In[3]:= AbsoluteTiming[Integrate[x^3/(Exp[x] - 1), {x, 0, Infinity}]]
Out[3]= {15.64583`7.645943600598422, \[Pi]^4/15}
On Friday, March 18, 2011 05:01:46 SigmundV wrote:
> Very weird timings AES is getting. On my cheap Dell Inspiron 1545 (4
> GB RAM, Intel Pentium Dual Core CPU) running Ubuntu 10.10 64-bit I get
>
> In[1]:= AbsoluteTiming[Integrate[x^3/(Exp[x] - 1), {x, 0, Infinity}]]
> Out[1]= {2.659503, \[Pi]^4/15}
>
> with
>
> In[2]:= $Version
> Out[2]= "8.0 for Linux x86 (64-bit) (November 7, 2010)"
>
> This is on the high end of timings posted here, but no surprise given
> my low-end hardware.
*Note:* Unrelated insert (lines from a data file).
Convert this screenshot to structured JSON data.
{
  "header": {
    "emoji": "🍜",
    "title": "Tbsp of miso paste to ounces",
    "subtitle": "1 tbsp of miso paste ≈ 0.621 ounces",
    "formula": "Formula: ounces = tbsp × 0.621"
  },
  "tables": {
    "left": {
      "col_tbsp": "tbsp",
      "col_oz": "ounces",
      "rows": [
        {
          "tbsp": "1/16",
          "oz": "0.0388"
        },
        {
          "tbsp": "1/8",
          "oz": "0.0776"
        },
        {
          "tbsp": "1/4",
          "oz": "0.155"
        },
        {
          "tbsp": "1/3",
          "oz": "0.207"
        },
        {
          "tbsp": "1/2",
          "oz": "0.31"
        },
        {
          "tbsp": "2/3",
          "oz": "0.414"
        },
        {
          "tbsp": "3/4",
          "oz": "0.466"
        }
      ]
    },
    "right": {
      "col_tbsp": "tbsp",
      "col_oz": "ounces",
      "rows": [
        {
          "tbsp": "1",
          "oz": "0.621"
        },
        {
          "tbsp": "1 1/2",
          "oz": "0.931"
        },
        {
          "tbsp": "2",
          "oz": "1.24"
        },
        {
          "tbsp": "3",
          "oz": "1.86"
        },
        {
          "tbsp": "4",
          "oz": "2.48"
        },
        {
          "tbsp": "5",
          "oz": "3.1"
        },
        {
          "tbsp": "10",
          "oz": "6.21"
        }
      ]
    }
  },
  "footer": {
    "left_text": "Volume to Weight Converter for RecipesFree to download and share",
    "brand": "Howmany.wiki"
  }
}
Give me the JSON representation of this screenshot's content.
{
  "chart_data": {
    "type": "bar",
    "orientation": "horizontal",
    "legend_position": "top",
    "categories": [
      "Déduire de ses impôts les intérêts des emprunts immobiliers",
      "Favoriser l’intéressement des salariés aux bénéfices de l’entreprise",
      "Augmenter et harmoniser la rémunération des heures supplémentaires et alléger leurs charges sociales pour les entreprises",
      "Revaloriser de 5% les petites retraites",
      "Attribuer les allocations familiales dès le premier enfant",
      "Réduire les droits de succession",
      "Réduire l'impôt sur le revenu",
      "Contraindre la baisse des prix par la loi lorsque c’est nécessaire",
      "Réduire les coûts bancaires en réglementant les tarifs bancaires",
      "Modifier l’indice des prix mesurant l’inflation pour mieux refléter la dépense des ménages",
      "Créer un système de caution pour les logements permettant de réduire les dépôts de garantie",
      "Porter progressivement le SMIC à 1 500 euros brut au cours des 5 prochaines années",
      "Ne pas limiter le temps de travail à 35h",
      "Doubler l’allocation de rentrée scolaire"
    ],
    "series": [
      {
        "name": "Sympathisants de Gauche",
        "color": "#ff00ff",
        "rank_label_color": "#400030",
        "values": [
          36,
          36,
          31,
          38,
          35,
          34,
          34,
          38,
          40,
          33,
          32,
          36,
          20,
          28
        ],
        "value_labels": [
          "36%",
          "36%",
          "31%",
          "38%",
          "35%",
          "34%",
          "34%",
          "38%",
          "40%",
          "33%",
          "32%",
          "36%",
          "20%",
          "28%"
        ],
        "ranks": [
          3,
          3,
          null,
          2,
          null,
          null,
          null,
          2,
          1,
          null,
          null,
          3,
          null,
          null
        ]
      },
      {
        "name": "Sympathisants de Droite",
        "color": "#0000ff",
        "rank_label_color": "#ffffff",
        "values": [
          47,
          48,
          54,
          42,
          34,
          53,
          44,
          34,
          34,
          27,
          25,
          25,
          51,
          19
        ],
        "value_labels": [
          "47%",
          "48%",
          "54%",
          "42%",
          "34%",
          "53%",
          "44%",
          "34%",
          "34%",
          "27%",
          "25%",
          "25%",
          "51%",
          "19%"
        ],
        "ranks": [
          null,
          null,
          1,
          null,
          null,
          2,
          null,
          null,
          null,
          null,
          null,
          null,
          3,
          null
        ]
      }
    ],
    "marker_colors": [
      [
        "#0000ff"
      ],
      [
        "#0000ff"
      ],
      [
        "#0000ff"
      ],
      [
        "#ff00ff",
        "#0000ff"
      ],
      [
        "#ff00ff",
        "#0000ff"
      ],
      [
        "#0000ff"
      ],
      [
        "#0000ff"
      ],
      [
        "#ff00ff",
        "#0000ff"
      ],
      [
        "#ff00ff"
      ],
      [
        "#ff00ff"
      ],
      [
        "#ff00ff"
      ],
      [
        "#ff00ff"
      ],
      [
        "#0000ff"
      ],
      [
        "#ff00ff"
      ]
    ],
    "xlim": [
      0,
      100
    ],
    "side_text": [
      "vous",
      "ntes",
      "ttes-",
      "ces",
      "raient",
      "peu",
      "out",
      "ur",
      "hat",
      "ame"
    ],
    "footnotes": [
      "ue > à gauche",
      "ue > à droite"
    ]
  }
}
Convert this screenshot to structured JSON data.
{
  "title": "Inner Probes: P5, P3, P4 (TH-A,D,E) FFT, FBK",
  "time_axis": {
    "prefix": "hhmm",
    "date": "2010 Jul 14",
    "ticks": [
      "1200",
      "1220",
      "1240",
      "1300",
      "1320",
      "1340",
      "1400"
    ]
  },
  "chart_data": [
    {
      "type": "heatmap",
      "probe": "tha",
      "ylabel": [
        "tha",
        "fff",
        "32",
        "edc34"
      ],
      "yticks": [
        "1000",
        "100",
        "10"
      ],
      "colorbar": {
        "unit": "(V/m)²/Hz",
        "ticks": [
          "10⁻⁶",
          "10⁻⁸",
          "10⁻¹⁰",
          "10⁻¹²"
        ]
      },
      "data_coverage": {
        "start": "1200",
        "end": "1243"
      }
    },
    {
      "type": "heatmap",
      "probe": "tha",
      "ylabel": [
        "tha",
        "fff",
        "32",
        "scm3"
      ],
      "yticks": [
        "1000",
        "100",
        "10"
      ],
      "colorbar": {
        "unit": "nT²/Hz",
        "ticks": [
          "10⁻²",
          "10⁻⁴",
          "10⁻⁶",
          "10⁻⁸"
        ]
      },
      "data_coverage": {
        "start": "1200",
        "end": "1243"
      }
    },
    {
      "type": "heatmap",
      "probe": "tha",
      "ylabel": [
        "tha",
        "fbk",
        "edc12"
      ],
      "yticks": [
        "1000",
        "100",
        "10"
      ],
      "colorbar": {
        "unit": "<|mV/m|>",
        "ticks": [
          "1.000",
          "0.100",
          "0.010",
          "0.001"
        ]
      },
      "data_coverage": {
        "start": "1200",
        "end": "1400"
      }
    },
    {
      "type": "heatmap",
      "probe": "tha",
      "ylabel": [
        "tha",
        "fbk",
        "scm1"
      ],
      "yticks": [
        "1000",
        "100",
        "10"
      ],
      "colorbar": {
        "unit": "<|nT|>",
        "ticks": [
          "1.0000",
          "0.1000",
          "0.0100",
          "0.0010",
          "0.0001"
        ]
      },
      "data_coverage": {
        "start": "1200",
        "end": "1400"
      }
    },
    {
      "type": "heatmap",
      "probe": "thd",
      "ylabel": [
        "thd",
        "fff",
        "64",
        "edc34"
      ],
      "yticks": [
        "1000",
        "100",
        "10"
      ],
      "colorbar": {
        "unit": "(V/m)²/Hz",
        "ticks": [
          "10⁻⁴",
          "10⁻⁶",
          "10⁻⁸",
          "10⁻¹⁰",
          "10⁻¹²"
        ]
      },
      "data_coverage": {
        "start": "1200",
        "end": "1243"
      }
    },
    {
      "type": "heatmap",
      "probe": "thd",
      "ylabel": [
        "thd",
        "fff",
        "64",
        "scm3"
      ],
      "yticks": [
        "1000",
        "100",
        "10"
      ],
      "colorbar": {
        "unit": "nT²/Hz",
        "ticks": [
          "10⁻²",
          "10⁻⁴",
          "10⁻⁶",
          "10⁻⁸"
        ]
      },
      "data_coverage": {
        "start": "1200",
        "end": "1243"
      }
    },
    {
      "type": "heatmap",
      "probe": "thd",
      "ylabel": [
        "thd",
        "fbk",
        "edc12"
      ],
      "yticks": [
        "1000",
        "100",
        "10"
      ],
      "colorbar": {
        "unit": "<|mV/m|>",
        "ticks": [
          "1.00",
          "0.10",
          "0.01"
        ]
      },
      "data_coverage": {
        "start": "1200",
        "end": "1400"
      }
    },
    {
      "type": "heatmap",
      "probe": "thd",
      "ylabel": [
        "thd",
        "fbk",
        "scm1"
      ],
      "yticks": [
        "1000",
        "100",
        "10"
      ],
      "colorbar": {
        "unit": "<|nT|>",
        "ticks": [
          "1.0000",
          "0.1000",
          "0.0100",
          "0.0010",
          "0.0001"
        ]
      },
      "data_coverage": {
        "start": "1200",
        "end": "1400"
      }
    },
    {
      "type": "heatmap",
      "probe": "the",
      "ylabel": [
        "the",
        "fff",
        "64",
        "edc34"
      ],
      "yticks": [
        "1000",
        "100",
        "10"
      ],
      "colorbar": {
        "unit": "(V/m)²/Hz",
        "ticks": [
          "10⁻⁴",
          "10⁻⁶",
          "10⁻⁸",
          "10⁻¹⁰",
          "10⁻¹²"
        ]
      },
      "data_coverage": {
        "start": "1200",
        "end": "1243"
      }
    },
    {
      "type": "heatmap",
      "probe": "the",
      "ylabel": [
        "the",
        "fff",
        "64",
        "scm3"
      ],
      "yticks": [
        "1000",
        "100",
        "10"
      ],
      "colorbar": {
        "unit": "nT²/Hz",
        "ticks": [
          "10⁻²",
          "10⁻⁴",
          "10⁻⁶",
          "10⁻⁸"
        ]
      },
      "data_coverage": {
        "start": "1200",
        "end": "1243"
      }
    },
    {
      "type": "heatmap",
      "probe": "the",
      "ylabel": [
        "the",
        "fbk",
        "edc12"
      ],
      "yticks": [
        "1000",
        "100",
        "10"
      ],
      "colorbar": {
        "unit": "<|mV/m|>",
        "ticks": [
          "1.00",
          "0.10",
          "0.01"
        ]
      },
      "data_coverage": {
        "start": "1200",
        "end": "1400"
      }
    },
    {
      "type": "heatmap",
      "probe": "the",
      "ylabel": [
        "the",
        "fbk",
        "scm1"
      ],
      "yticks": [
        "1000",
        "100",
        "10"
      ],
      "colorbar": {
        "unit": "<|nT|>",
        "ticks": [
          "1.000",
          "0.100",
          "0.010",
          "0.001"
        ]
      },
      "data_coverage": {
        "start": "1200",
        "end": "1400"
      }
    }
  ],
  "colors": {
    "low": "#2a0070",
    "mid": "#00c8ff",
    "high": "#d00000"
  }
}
The timings posted by others using similar
> hardware to AES's points to his specific MacBook Pro being at fault.
>
> It also astonished me that AES is not familiar with the term
> 'antiderivative'. The derivative of the antiderivative is the function
> itself.
>
> /Sigmund
>
>
>
> On Mar 17, 11:30 am, AES <sieg... at stanford.edu> wrote:
> > David Lichtbau notes:
> >
> > > (3) Find the antiderivative. It is
> >
> > > In[22]:= InputForm[Integrate[x^3/(Exp[x] - 1), x]]
> >
> > > Out[22]//InputForm=
> > > -x^4/4 + x^3*Log[1 - E^x] + 3*x^2*PolyLog[2, E^x] -
> > > 6*x*PolyLog[3, E^x] + 6*PolyLog[4, E^x]
> >
> > The original integral shown above is used to evaluate the
> > Stefan-Boltzmann constant sigma in the expression P/A = sigma T^4 fo=
> r
> > total power per unit area radiated by a blackbody surface at temperature
> > T. Physically it represents integrating over all the frequencies or
> > wavelengths coming from the blackbody radiator.
> >
> > I'm not personally familiar with the term "antiderivative" (nor the term
> > "PolyLog" for that matter); but if it means in essence "indefinite
> > integral" then this antiderivative might be used to evaluate the total
> > P/A coming from a _frequency_ or _spectrally_ filtered blackbody source
> > using a flat-topped passband filter.
> >
> > Hmm -- wonder if the thermodynamic or blackbody-radiation communities
> > know about that?
>
>
>